The breach has been linked to the DragonForce ransomware-as-a-service operation, believed to be affiliated with the Scattered Spider group. Active since 2023, DragonForce is thought to be behind attacks on other UK retailers including the Co-op and Harrods. Between January and March this year, the group listed 58 victims on its leak site.

In July, the National Crime Agency (NCA) arrested four people in connection with attacks on M&S, the Co-op, and Harrods. “Since these attacks took place, specialist NCA cybercrime investigators have been working at pace and the investigation remains one of the agency's highest priorities,” said Paul Foster, head of the NCA’s National Cyber Crime Unit.

The attack is thought to have involved social engineering tactics, with perpetrators posing as employees or IT help desk staff. In May, the National Cyber Security Centre (NCSC) issued new guidance urging organisations to strengthen authentication and password reset procedures, particularly for privileged accounts such as Domain Admin, Enterprise Admin and Cloud Admin.

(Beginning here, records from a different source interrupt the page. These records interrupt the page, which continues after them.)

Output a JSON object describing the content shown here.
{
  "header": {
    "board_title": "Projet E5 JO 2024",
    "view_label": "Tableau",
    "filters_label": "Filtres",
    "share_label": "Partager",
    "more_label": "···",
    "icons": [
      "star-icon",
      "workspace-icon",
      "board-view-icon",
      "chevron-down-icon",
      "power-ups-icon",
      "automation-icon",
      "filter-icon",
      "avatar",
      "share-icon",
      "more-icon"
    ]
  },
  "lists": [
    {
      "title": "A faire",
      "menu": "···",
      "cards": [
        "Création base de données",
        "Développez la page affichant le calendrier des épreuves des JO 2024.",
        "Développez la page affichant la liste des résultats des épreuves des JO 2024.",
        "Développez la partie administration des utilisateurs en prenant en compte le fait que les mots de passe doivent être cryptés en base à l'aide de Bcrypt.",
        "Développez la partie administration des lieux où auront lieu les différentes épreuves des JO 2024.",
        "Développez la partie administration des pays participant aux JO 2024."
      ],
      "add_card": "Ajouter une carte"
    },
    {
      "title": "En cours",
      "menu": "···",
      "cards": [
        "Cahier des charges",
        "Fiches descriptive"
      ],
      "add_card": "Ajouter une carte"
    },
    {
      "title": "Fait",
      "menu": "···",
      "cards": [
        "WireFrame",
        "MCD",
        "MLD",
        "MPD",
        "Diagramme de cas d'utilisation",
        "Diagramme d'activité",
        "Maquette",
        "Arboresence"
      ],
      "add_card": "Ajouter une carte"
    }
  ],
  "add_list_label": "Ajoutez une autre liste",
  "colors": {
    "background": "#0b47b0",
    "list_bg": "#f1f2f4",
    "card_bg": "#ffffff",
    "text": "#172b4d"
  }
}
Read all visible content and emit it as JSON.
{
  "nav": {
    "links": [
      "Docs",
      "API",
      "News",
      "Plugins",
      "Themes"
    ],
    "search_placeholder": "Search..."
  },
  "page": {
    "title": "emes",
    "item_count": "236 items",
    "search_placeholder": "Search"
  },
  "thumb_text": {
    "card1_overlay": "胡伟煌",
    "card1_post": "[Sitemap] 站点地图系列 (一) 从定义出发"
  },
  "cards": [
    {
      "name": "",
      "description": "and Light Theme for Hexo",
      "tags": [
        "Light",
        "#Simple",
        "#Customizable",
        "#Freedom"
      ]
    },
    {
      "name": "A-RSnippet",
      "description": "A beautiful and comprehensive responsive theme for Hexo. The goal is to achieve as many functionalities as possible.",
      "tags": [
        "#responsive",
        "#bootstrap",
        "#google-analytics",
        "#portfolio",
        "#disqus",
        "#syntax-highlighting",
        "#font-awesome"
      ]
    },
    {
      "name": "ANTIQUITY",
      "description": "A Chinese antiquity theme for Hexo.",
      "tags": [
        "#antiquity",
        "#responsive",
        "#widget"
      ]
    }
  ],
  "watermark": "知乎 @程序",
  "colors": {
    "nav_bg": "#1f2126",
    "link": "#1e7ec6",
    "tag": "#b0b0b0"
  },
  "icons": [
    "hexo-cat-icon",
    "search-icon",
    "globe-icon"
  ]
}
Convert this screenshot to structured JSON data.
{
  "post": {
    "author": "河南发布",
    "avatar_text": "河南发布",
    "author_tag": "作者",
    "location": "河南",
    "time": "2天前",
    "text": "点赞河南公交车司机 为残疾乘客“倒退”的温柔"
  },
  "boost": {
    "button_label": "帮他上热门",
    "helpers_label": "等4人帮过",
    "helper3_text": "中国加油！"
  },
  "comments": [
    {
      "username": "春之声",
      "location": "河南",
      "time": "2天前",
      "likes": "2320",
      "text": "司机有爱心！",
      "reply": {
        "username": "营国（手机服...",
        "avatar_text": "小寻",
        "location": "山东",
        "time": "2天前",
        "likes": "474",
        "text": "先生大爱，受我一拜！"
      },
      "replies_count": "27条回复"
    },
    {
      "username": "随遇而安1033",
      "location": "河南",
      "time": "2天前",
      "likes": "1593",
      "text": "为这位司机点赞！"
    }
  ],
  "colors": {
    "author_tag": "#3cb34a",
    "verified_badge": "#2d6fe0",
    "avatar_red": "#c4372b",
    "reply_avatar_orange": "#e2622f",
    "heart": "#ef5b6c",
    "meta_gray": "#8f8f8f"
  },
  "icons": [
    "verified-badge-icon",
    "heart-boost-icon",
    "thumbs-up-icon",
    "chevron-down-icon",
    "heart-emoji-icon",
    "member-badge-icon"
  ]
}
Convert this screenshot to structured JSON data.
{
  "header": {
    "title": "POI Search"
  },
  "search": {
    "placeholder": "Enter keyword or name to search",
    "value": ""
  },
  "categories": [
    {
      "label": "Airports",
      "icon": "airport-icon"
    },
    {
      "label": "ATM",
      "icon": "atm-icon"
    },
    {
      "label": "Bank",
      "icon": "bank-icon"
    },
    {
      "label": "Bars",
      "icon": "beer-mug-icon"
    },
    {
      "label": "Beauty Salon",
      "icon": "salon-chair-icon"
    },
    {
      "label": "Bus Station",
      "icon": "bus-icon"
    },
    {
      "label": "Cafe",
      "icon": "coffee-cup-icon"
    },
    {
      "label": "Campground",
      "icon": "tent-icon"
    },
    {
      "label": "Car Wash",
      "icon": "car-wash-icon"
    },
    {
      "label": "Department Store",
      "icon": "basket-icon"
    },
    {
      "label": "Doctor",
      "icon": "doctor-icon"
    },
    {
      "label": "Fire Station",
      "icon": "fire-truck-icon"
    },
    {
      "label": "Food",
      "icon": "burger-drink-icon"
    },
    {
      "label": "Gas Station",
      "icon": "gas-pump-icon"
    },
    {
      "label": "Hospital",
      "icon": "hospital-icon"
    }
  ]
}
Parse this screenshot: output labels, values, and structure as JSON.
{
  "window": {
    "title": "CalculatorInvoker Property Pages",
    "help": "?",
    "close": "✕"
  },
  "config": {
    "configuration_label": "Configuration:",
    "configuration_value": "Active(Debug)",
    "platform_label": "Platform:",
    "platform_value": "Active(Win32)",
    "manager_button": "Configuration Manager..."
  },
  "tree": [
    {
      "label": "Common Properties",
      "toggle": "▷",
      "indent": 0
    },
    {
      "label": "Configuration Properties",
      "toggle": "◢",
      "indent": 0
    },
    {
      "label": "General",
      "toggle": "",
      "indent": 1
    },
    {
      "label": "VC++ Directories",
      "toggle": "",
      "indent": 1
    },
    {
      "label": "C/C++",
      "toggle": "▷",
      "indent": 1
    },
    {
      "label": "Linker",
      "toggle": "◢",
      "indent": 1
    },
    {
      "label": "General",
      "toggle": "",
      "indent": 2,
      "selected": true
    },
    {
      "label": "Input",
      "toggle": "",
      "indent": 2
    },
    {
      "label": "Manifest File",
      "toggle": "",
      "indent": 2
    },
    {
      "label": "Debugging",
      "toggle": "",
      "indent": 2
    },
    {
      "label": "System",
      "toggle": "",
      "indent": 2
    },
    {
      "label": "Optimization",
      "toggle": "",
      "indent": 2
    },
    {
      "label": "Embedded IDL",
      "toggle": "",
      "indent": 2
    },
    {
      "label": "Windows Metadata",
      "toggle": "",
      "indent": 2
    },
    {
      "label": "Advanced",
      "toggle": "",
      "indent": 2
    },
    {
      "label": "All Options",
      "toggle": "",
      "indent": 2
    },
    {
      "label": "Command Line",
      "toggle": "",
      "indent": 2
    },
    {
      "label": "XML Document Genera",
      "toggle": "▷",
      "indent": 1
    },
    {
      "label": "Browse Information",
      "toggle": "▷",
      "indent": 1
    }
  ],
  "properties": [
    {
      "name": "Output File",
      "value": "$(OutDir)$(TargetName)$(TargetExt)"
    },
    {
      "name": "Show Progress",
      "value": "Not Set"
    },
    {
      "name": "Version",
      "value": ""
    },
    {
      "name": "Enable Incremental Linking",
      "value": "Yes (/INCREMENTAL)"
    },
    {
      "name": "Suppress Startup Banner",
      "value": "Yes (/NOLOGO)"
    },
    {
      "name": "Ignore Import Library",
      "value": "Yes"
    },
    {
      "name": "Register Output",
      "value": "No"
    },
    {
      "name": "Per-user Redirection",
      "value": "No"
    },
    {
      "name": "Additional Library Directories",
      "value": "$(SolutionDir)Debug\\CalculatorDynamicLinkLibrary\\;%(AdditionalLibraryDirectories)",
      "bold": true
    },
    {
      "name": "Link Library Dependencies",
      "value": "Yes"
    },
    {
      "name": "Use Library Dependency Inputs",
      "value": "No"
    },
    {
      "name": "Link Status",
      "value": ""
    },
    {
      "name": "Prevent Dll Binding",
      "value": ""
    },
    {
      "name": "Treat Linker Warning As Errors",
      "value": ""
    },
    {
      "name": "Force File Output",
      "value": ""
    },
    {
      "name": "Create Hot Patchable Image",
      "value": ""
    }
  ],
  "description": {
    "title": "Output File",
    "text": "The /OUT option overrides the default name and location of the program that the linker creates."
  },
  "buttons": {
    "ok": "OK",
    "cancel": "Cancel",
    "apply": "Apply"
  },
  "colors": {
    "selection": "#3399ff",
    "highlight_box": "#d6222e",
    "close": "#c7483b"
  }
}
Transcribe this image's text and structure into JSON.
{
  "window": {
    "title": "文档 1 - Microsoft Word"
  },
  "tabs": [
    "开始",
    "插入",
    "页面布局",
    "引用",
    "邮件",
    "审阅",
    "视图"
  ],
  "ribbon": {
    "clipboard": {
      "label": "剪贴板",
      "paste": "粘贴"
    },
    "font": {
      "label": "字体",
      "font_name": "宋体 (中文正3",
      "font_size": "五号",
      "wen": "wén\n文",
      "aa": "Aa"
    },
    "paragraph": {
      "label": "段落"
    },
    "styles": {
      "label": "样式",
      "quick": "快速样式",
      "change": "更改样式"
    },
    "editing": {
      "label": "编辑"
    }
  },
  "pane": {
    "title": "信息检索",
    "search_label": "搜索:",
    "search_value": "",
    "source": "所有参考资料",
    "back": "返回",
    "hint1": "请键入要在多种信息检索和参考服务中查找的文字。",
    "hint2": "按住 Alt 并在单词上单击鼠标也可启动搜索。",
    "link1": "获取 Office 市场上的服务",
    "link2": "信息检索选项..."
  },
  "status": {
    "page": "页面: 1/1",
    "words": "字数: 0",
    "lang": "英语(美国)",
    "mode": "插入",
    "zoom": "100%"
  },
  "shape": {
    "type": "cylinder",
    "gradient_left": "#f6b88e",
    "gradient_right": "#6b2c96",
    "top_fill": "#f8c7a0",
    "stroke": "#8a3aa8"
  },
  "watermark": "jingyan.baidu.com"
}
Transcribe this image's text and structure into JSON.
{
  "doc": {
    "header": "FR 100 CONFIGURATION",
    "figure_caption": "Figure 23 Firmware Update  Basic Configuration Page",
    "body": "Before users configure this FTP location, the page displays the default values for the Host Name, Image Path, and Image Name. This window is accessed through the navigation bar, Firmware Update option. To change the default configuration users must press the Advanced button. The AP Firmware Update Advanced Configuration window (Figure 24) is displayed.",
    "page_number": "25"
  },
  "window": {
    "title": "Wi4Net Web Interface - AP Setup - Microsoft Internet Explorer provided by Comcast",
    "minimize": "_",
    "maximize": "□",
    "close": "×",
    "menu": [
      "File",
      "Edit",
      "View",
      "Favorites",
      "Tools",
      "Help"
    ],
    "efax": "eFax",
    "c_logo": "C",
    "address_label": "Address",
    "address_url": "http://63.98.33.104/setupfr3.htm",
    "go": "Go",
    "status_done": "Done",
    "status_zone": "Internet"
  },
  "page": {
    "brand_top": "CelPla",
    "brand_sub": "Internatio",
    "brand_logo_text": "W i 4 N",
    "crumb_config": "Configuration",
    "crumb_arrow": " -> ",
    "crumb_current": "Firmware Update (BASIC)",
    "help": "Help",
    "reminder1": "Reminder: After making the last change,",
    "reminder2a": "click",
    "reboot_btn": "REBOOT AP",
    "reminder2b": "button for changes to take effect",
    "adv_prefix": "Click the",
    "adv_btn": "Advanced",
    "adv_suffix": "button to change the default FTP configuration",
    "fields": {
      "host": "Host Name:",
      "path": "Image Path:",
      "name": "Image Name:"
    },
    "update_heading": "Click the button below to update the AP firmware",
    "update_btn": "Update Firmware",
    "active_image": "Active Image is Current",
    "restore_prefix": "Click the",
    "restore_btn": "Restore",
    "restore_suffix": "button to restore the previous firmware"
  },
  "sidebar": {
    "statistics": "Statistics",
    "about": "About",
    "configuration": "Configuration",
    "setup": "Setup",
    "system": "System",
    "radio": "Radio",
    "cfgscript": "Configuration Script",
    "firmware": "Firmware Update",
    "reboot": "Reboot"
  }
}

Appearing before MPs, chairman Archie Norman refused to confirm if M&S paid a ransom following the hack.

Speaking at a Business and Trade select committee he said it was “not an overstatement to describe it as traumatic”, adding: “We’re still in the rebuild mode and will be for some time to come.”

He said the ordeal was “like an out-of-body experience” and that he had not experienced "anything quite like this" before in his extensive time working in the corporate world.